On the other hand, at Robert Wehle State Park, we lazily spent the afternoon in our hammocks, on over 17,000 feet of pristine shoreline, sipping Mumm Napa pink Champaign and basically living like millionaires, for a lot less cost.  When we were done, we packed up everything and rode back to the truck, leaving our cares behind.   We didn't pay for a damn thing - and certainly not New York State's onerous property taxes (imagine what they would be on such a property!).

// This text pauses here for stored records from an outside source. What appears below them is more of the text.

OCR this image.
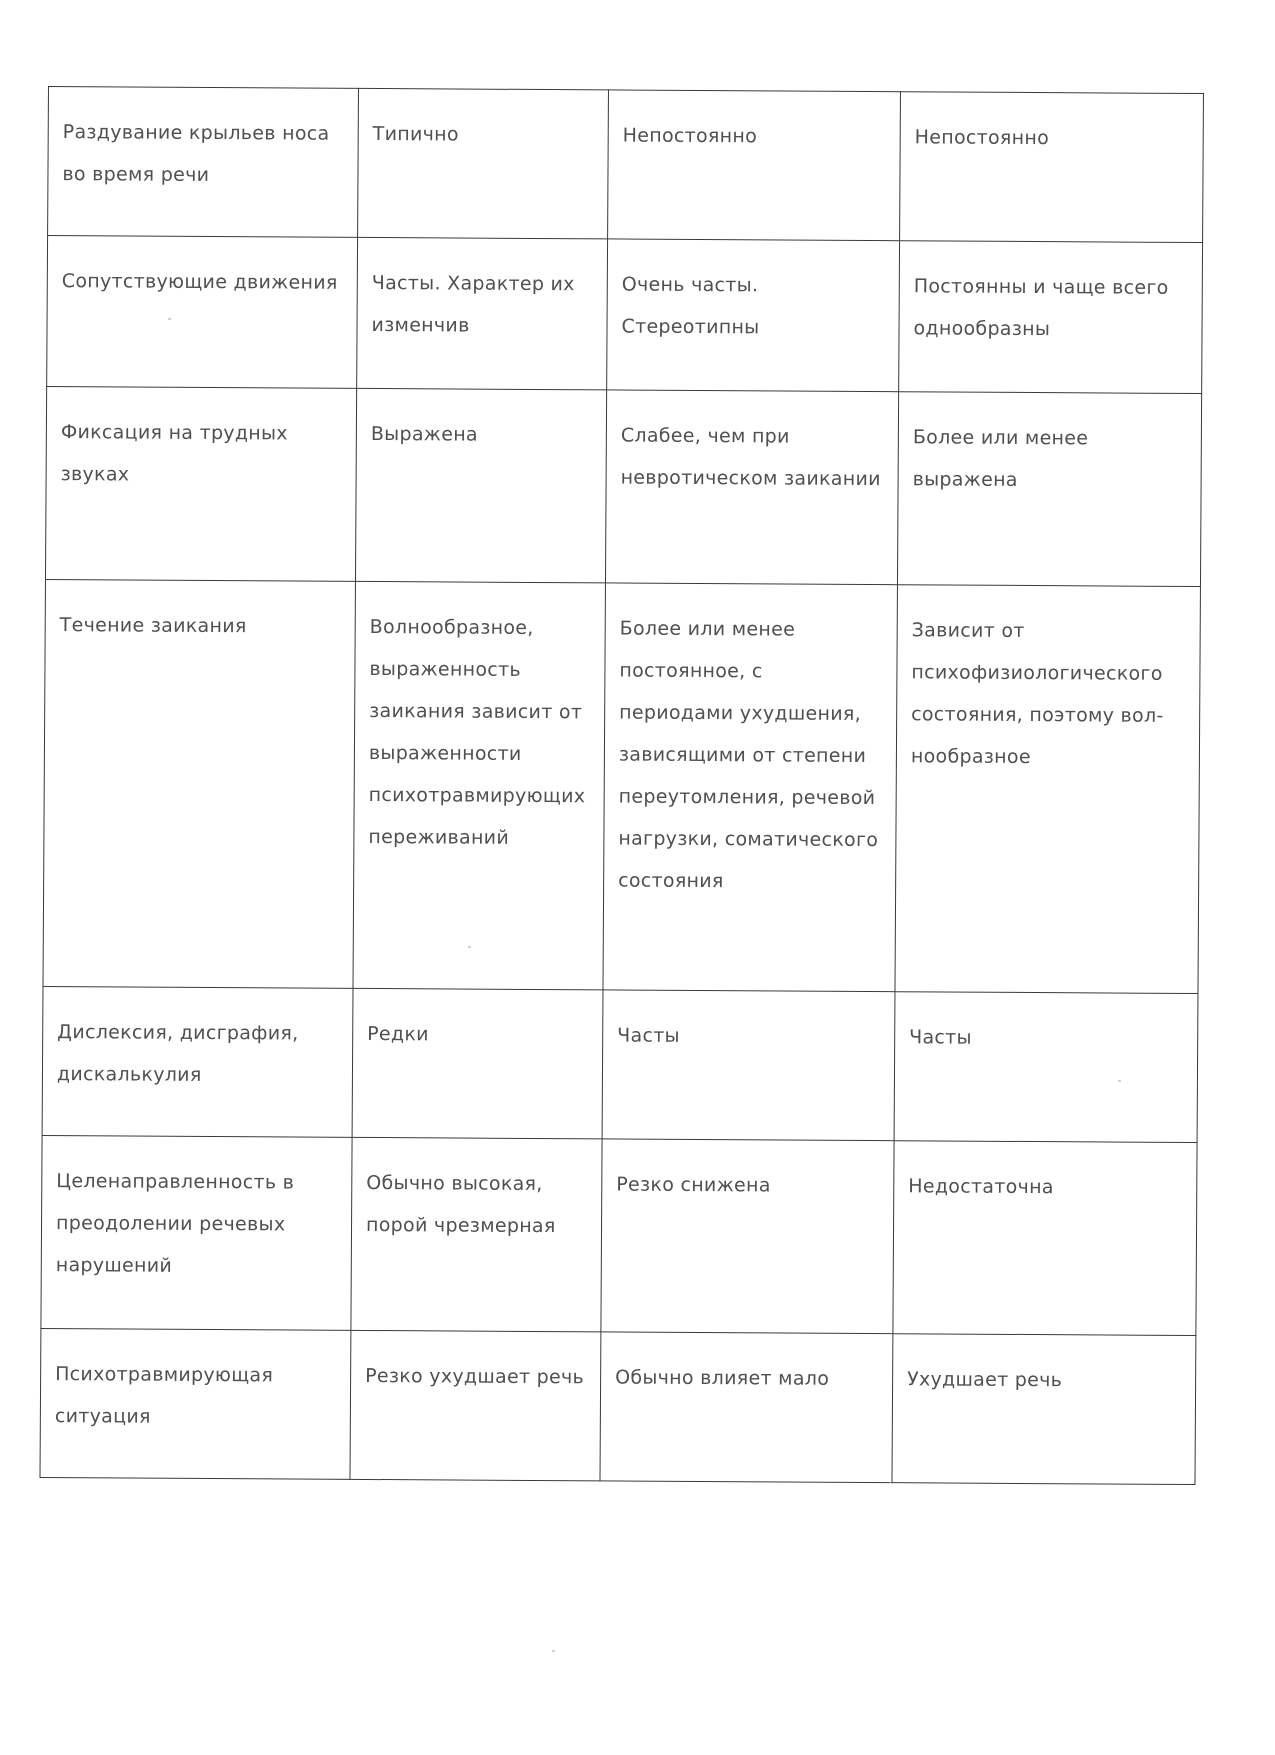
Раздувание крыльев носа во время речи	Типично	Непостоянно	Непостоянно
Сопутствующие движения	Часты. Характер их изменчив	Очень часты. Стереотипны	Постоянны и чаще всего однообразны
Фиксация на трудных звуках	Выражена	Слабее, чем при невротическом заикании	Более или менее выражена
Течение заикания	Волнообразное, выраженность заикания зависит от выраженности психотравмирующих переживаний	Более или менее постоянное, с периодами ухудшения, зависящими от степени переутомления, речевой нагрузки, соматического состояния	Зависит от психофизиологического состояния, поэтому вол-нообразное
Дислексия, дисграфия, дискалькулия	Редки	Часты	Часты
Целенаправленность в преодолении речевых нарушений	Обычно высокая, порой чрезмерная	Резко снижена	Недостаточна
Психотравмирующая ситуация	Резко ухудшает речь	Обычно влияет мало	Ухудшает речь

Don't get me wrong, my friend's lakefront cabana was nice - as was our old one (which the new owner wisely rents out on AirBnB and VRBO to pay for the onerous property taxes), but what we had the other day was nicer - including the ability to just walk away when done.

Public space is a great value - often free - and a lot less hassle.   Plus, you can visit a different public space nearly every day, particularly when RVing.  When we travel, we often look for city or county parks to visit to have lunch.   We start looking around 11:00 AM, checking the GPS for nearby parks, or looking on Google, or at a paper map.  Often we find these places deserted, other than maybe one or two other intrepid explorers.   Beautiful pavilions on the water, complete with barbecue grills, and spotless restrooms to boot.   Often, a lonely park ranger will stop by to chat, as there are so few visitors to these places - and that's a shame.

The urge to "own it all" often means you end up with less - or even nothing.   Because when you own things, they can be a trap.  And quite frankly, you'll never own hundreds of acres, much less thousands, of waterfront property in your lifetime, nor would you want to.

But if you want to, you can visit such places, often for free or for very little money ($5 or so) and pretend you are as rich as a Rockefeller, if only for a few hours or maybe a few days.